Clark’s response is relevant to anyone deploying autonomous agents: AI is “like a factory that produces cars, micro scooters, animals, and nuclear weapons all at the same time.” The governance challenge is deciding which outputs get released and which stay restricted. He pointed to Anthropic’s work with the National Nuclear Security Administration testing how well AI understands nuclear technology as an example of how private-public collaboration should work.
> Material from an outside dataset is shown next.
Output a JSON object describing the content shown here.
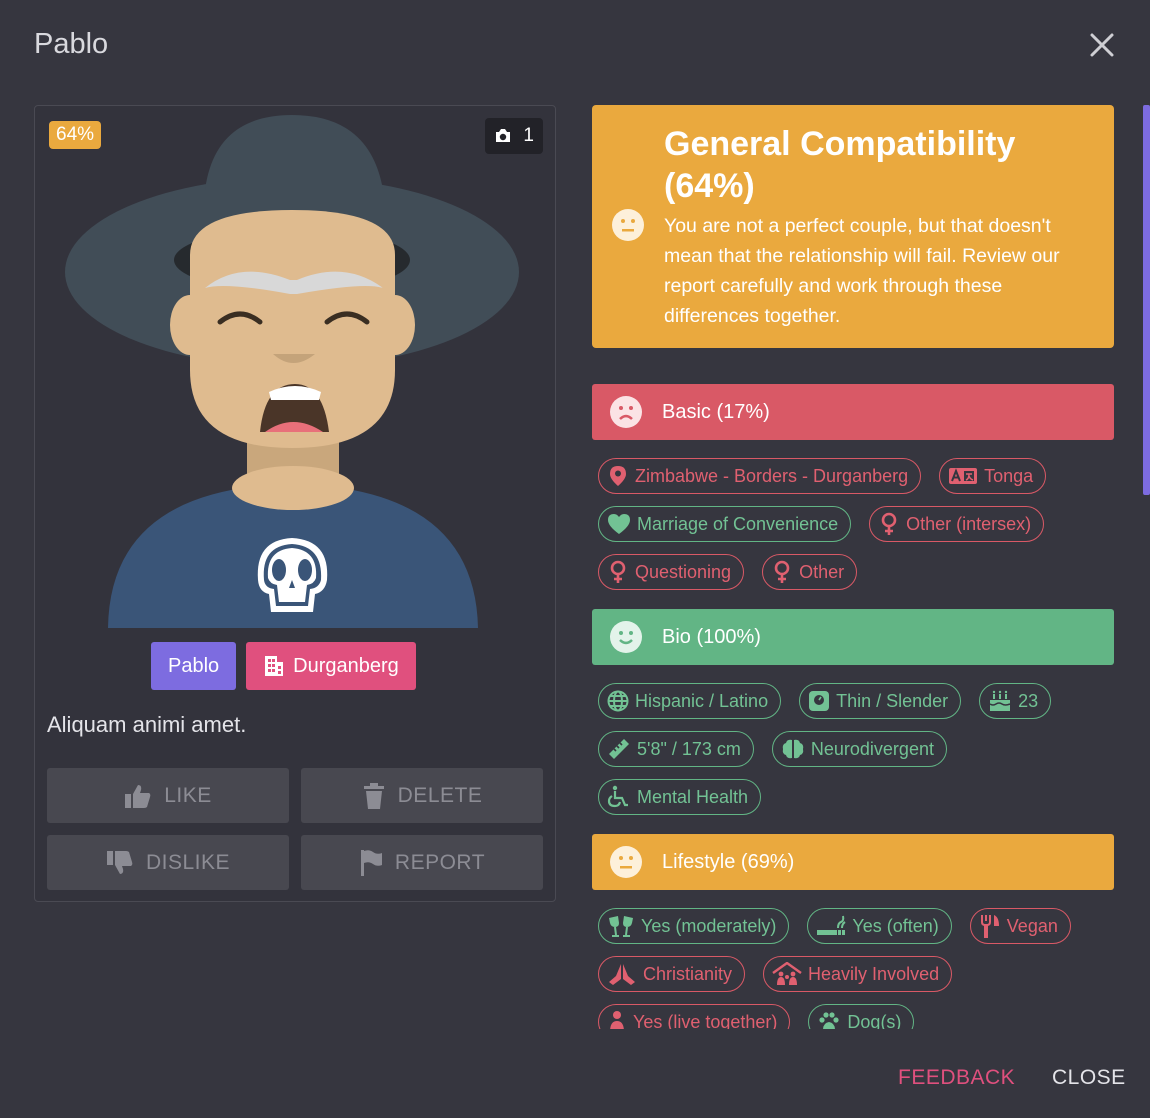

For agent builders, the implication is clear. The same technology that automates inbox cleanup or code review could, in Clark’s framing, produce outputs that require government-level oversight. The boundary between a productivity tool and a capability that needs restriction is determined by what the agent is instructed to do, not by the underlying model.

Why This Matters for Agent Builders

Clark’s interview arrives during a week when Anthropic is at the center of multiple converging storylines: a federal judge blocked the Pentagon’s blacklist, the company’s compute caps are tightening under agent-driven demand, and a leaked Claude Mythos model suggests the next generation of capabilities is already in testing.

The core tension Clark articulates applies directly to anyone running autonomous agents in production. Agent frameworks give AI systems the ability to take actions in the real world. The question of whether those actions cause mass displacement or generate new economic opportunity depends on policy choices made outside the AI labs. Clark is making a bet that being honest about these tradeoffs is commercially smarter than pretending they don’t exist.

Whether that bet pays off may depend on how quickly the agent economy generates enough revenue to fund the safety infrastructure Clark is building. At $20 billion ARR and doubling, Anthropic has time. The workers whose jobs agents are automating may not.